TrumPutin & democracy's demise

To the editor,

As a child of the Cold War, it is stunning to me, even as a peace and justice person critical of my own government, that Donald Trump is a) president and b) a traitor to the U.S. and c) loved by his nationalist base.

Seriously. While the Putin-ordered Russian interference with the U.S. election is far more complex than most media describe, it is real, and Trump was “elected” due to Russian meddling at several levels.

And now, having met face-to-face with the foreign adversary who put him into the highest office in the land, Trump is once again doubling down on treason, saying he wants to “move forward.”

Great line for a crook. Caught robbing the bank? “I just want to move forward.” Exposed as a perpetrator of illegal financial crimes taking millions from retirees? “Can we just move forward?” Confronted as he stands holding a smoking pistol over the bleeding-out body of the Goddess of Democracy? “Let’s just move forward.”

No. Unless by “move forward” you mean impeach.

There was much about Winston Churchill I loathed –he was an avowed racist and self-described terrorist – but his gift for the turn of phrase was significant and never more profound than when he said, “democracy is the worst form of Government except for all those other forms that have been tried from time to time.”

TrumPutin “democracy” is what we are sliding into. Writing this column in Russia might be the last thing I ever did, as the slaughter of Russian journalists by Putin shows.
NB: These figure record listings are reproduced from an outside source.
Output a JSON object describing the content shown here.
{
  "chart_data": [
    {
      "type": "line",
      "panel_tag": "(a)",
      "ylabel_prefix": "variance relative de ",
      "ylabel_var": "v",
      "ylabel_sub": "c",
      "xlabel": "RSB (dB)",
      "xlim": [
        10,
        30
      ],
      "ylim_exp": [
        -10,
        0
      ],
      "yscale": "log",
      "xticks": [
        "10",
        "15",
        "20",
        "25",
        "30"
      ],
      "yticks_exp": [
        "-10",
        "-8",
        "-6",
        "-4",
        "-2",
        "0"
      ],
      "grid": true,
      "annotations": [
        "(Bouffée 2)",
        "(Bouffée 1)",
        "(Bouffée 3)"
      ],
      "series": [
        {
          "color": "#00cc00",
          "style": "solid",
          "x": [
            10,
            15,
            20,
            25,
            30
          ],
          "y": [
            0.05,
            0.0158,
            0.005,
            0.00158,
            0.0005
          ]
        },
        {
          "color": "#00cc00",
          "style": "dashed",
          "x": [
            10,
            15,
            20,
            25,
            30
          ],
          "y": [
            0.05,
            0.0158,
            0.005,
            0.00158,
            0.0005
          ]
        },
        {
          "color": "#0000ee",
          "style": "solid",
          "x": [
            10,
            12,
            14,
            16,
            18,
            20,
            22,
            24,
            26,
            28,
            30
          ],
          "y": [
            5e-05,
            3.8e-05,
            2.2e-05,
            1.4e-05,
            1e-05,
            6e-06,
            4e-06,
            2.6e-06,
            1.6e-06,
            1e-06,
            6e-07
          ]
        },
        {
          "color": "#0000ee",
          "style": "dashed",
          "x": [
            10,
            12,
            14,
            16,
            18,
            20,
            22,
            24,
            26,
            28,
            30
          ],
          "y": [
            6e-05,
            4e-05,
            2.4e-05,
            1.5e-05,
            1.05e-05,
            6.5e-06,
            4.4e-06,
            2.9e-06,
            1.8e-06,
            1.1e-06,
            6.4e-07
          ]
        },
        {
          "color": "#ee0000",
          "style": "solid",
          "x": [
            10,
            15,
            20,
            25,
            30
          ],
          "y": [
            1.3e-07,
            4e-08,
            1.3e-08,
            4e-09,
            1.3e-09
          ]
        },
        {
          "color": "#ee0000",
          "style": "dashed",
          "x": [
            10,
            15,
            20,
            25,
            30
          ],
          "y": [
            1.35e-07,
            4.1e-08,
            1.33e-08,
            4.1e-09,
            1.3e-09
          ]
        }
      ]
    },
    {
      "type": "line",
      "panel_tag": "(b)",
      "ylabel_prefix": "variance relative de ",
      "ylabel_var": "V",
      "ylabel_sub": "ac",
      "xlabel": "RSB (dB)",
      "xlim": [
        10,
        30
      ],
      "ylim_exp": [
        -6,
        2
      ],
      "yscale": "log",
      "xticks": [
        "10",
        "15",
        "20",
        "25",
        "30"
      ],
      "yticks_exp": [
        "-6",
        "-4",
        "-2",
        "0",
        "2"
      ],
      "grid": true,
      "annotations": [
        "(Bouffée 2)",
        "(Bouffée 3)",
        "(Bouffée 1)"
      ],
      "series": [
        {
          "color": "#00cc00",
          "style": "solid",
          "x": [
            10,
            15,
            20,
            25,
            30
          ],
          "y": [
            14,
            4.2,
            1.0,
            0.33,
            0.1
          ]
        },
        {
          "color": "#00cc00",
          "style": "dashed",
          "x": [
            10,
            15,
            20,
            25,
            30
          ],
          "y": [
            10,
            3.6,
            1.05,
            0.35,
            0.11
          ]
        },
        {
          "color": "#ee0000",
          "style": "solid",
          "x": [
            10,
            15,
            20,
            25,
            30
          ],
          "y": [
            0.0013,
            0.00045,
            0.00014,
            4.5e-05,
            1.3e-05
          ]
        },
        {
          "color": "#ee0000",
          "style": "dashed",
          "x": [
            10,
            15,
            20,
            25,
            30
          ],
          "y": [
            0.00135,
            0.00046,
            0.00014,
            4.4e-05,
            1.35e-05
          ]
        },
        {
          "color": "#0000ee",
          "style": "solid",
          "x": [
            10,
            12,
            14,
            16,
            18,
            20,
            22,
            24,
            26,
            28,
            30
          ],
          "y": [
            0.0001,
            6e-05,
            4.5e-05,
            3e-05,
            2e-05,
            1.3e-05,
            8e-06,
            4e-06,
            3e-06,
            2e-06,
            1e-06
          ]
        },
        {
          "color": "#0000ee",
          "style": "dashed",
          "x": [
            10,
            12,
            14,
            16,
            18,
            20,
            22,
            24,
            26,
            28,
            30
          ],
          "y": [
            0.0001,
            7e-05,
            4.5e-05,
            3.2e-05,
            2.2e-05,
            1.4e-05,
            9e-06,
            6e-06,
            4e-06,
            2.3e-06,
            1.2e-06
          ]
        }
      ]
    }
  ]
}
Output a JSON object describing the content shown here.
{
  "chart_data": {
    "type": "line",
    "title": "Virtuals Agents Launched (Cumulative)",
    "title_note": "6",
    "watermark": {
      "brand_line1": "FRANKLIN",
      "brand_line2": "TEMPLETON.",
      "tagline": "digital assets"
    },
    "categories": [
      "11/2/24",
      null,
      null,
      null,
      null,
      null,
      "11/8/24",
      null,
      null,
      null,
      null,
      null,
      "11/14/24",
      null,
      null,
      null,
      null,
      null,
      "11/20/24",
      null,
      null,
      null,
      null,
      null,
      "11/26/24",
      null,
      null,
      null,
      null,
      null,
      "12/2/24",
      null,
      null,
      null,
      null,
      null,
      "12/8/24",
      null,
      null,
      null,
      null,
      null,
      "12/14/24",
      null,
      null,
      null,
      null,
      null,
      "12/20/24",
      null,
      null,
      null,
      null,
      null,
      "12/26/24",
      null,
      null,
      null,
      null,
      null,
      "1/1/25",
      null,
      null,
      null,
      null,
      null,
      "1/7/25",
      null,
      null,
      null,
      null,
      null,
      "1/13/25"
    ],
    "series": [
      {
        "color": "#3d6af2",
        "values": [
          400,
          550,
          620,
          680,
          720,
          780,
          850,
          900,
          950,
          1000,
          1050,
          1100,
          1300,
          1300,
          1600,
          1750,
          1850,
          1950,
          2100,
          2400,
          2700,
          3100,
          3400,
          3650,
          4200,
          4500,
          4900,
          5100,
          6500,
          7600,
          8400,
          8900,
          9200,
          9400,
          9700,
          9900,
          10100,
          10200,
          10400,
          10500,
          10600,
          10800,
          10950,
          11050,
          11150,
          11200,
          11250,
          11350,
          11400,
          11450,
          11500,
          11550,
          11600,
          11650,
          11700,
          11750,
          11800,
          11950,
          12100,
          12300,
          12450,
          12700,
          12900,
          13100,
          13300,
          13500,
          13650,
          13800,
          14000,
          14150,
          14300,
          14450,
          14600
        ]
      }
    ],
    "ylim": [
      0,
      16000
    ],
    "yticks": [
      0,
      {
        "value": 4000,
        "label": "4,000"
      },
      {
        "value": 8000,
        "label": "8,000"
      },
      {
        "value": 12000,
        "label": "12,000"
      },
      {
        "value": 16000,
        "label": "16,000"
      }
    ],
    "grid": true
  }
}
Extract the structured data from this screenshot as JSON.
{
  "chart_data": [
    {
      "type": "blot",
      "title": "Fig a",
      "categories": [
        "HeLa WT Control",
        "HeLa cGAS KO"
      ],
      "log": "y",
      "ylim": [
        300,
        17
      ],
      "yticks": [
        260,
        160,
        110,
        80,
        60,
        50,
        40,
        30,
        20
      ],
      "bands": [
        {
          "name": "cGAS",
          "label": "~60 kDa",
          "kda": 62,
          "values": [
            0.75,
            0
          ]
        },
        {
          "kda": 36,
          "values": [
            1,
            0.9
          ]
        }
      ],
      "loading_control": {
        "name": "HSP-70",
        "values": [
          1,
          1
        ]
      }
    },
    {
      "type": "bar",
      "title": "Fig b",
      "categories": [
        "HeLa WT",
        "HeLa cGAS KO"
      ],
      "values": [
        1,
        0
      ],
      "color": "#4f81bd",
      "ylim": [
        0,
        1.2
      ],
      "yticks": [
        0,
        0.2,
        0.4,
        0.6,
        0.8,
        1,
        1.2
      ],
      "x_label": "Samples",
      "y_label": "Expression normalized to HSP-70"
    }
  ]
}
Fake news, fake elections, fake democracy – that is what Putin has produced in Russia and he now brings it to the U.S.

In the McCarthy Era, the hysteria whipped up by the Wisconsin senator was fake news, and it harmed our democracy then. Now, however, the Russian agent is the tool in the White House. Trump and the Republicans are the greatest threat to our democracy we have faced since World War II – rot from the inside instead of bombs from elsewhere. Trump is just low-hanging fruit to Putin, and Trump’s voters were badly, sadly duped.

Without an impeachment, without a serious overhaul of enforced voting rights and a return to safeguarded paper ballots, we will continue to watch the erosion and destruction of this 241-year experiment in freedom. Nothing is guaranteed. Nothing is stable right now. Civil society will engage or it will lose what liberty is left.